Not that I was ever an expert, but now I’m decidedly the pupil. She’s the sensei, consulting her bookshelf of mushroom literature, conducting spore prints, studying the Facebook comments in various foraging groups she follows and continually honing both her skills and locations.
I’m writing this before Memorial Day, but I feel confident saying that when you read this, we will be sorting through our mushroom bounty, however small or large, procured over the holiday weekend. My wife will have guided us to the promise land.
I grew up foraging for wild treats such as morel and oyster mushrooms and asparagus, which complemented the elk, deer and antelope our family hunted. While I no longer hunt, I cherish not only the opportunity to harvest goodies from nature with my wife, but to also pass it down to our children.
At 4 years old, Fisher has a keen forager’s eye, one time identifying a morel right before I stomped on it, and he gets excited every time we head into the woods. He’s learning to identify the leaves of wild onions, which he tends to eat without cleaning off all the dirt, and can consistently spot wild asparagus in tall grass.
But Gus, 2 years old, needs a little practice. He prefers to point out deer poop and gather sticks for his “stick collection,” an ever-expanding pile of random wood fragments accumulating in our yard. Still, he loves the adventure.

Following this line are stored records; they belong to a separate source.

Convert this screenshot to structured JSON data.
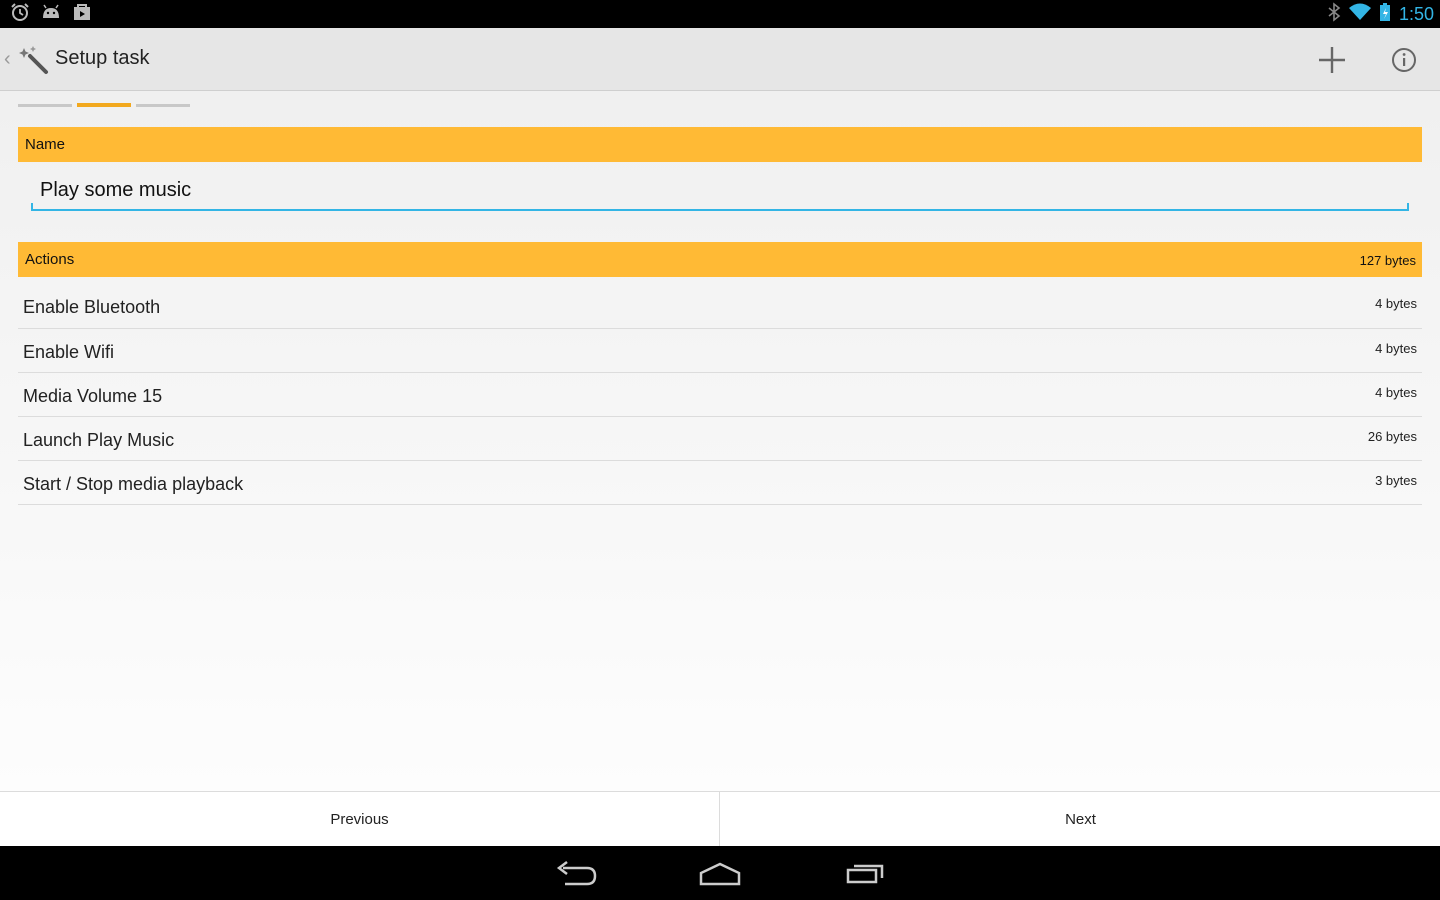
{
  "status_bar": {
    "time": "1:50",
    "left_icons": [
      "alarm-icon",
      "android-icon",
      "shopping-bag-icon"
    ],
    "right_icons": [
      "bluetooth-icon",
      "wifi-icon",
      "battery-charging-icon"
    ]
  },
  "action_bar": {
    "title": "Setup task",
    "app_icon": "magic-wand-icon",
    "actions": [
      "add-icon",
      "info-icon"
    ]
  },
  "wizard_steps": {
    "count": 3,
    "active_index": 1
  },
  "name_section": {
    "header": "Name",
    "value": "Play some music"
  },
  "actions_section": {
    "header": "Actions",
    "total_size": "127 bytes",
    "items": [
      {
        "name": "Enable Bluetooth",
        "size": "4 bytes"
      },
      {
        "name": "Enable Wifi",
        "size": "4 bytes"
      },
      {
        "name": "Media Volume 15",
        "size": "4 bytes"
      },
      {
        "name": "Launch Play Music",
        "size": "26 bytes"
      },
      {
        "name": "Start / Stop media playback",
        "size": "3 bytes"
      }
    ]
  },
  "bottom_buttons": {
    "previous": "Previous",
    "next": "Next"
  },
  "colors": {
    "accent": "#33b5e5",
    "header_bar": "#ffba35",
    "step_active": "#f2a81d"
  }
}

Given that foraging typically requires bushwhacking, the kids’ ever-expanding sizes increasingly limit our harvesting endeavors. I occasionally end up as the mule, setting aside my searching and picking duties while I haul 70 unwieldy pounds of wiggly boys through a forest obstacle course.
We’ve enjoyed all-foraged meals in the past, including one memorable dinner of trout, asparagus, wild onions and chives. More often, the bounty serves as a complementary dish, although it’s always the star.
Numerous headlines over the past year have trumpeted the explosion in foraging across the U.S. and world, as both a response to the pandemic and a continued outgrowth of the broader sustainable-food movement. The trend is most pronounced in urban settings, as National Geographic noted that people stuck at home last year were learning to explore their backyards.
“Urban foraging is an intimate study and interaction with the living world around us,” Nat Geo stated.
In Northwest Montana, foraging is popular among a number of professional chefs as well, as our own Tristan Scott detailed in a 2017 Flathead Living story. Chefs featured in the story identified usual suspects like huckleberries and morels, but also mushrooms such as boletes, chanterelles and the prized matsutakes, as well as edible plants that include cattails and watercress.
Fiddlehead ferns and wild onions are among the local foraging options growing right now. Summer and fall will bring cycles of all sorts of different tasty plants and mushrooms, not to mention the extensive lineup of plants used for medicinal purposes.
Growing up, my family made dandelion and chokecherry wine, as well as meals from overlooked plants such as stinging nettle, and I recall frequently munching on riverside mint leaves while fishing. From generation to generation, I’m happy continue passing along the foraging family tradition.